De quoi Laurent Van Kote est-il le nom ?

Laurent Van Kote

 

Triste pays qui ne croit plus en ses valeurs: ayant ainsi porté si haut le flambeau de la danse, la « délégation » de cet art, auprès de la Direction générale de la création artistique, est aujourd’hui entre les mains d’un curieux révisionniste.

Par Jean-Marc Adolphe

 

Avertissement : ce texte n’est en rien une attaque personnelle.
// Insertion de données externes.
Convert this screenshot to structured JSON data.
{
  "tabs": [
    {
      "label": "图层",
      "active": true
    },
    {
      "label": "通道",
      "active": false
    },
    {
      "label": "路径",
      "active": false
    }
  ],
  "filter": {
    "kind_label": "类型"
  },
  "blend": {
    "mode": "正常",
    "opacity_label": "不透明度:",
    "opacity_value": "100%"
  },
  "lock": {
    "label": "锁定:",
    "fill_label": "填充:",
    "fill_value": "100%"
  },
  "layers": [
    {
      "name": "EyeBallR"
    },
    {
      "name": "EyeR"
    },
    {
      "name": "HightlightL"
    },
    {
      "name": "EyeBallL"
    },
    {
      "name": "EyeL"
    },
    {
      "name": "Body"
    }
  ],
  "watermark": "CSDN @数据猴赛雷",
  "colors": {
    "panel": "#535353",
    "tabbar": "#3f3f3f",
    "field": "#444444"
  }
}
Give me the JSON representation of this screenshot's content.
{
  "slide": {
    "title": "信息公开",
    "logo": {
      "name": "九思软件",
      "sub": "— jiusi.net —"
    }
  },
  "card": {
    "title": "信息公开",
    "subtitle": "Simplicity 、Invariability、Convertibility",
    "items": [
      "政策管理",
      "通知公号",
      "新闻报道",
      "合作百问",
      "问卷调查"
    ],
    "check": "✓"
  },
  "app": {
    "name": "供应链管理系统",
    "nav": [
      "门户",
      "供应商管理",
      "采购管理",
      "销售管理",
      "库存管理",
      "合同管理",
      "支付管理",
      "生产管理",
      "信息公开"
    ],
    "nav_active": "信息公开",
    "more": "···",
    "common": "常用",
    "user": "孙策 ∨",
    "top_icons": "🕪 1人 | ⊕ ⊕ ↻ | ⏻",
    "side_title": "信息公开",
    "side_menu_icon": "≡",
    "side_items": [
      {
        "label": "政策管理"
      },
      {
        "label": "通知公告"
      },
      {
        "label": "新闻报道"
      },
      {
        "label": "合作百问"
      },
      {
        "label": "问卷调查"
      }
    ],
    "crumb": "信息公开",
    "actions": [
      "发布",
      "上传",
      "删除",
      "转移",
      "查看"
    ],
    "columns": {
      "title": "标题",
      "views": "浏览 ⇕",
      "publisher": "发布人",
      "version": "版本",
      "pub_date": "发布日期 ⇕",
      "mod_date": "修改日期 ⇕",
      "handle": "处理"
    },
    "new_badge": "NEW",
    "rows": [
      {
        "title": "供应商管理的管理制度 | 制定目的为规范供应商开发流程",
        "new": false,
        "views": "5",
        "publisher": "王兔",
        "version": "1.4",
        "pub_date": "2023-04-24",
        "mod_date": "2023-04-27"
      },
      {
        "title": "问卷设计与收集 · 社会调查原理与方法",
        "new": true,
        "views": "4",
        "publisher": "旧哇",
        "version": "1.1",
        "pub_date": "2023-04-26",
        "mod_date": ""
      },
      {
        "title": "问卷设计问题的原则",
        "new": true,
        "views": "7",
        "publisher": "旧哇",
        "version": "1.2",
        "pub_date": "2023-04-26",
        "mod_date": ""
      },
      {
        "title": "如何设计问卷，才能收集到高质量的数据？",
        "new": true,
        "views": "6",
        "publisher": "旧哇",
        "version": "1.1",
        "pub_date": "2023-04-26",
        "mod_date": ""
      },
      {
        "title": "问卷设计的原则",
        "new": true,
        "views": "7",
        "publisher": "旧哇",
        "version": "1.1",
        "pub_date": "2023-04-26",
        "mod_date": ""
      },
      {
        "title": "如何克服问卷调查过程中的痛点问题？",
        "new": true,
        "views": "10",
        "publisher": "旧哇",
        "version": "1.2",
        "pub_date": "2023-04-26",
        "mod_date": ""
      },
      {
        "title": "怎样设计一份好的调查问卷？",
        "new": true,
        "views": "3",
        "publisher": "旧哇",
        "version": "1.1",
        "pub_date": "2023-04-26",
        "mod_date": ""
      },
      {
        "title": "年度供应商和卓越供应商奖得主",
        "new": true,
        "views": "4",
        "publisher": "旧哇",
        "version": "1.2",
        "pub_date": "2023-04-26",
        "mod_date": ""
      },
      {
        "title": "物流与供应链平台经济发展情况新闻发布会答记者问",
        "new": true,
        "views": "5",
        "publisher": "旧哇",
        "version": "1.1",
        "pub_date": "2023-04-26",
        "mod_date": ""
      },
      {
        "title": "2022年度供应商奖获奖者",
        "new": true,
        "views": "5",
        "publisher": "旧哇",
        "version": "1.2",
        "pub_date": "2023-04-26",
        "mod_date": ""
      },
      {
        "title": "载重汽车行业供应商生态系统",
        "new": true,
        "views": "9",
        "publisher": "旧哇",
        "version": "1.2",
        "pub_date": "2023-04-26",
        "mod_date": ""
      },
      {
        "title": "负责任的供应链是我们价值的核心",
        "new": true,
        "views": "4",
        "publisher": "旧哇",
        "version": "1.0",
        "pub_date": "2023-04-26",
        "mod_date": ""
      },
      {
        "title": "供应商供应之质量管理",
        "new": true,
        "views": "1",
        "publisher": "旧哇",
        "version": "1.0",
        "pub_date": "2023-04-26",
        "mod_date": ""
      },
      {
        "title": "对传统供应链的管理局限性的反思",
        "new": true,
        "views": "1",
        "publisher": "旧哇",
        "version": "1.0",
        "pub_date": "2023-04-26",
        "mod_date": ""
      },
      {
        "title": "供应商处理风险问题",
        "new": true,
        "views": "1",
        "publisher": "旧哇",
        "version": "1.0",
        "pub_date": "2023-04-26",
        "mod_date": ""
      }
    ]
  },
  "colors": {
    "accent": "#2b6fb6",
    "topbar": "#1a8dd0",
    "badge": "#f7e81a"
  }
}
De la personne dont il sera ici question, ne m’intéresse en rien la vie sexuelle, religieuse, politique, pas davantage que ne m’intéressent ses goûts vestimentaires, les lectures qu’il affectionne, les musiques qu’il écoute, les plages où il passe ses vacances. M’intéresse en revanche la fonction qu’exerce Laurent Van Kote au sein du ministère de la Culture : il est, depuis mars 2010, délégué à la danse à la Direction Générale de la Création Artistique, après avoir été successivement danseur et chorégraphe dans les années 1980, directeur des spectacles au Parc Astérix, puis (après avoir avalé un tube de potion magique ?), inspecteur de la musique et de la danse à la Drac Rhône-Alpes où il n’a pas laissé que de bons souvenirs aux compagnies chorégraphiques qui eurent à le fréquenter. C’est que, « frustré de nature », comme il se définit lui-même dans une vidéo produite par le Centre National de la Danse sur la reconversion des danseurs, Laurent Van Kote semble avoir quelques problèmes personnels à régler avec la danse.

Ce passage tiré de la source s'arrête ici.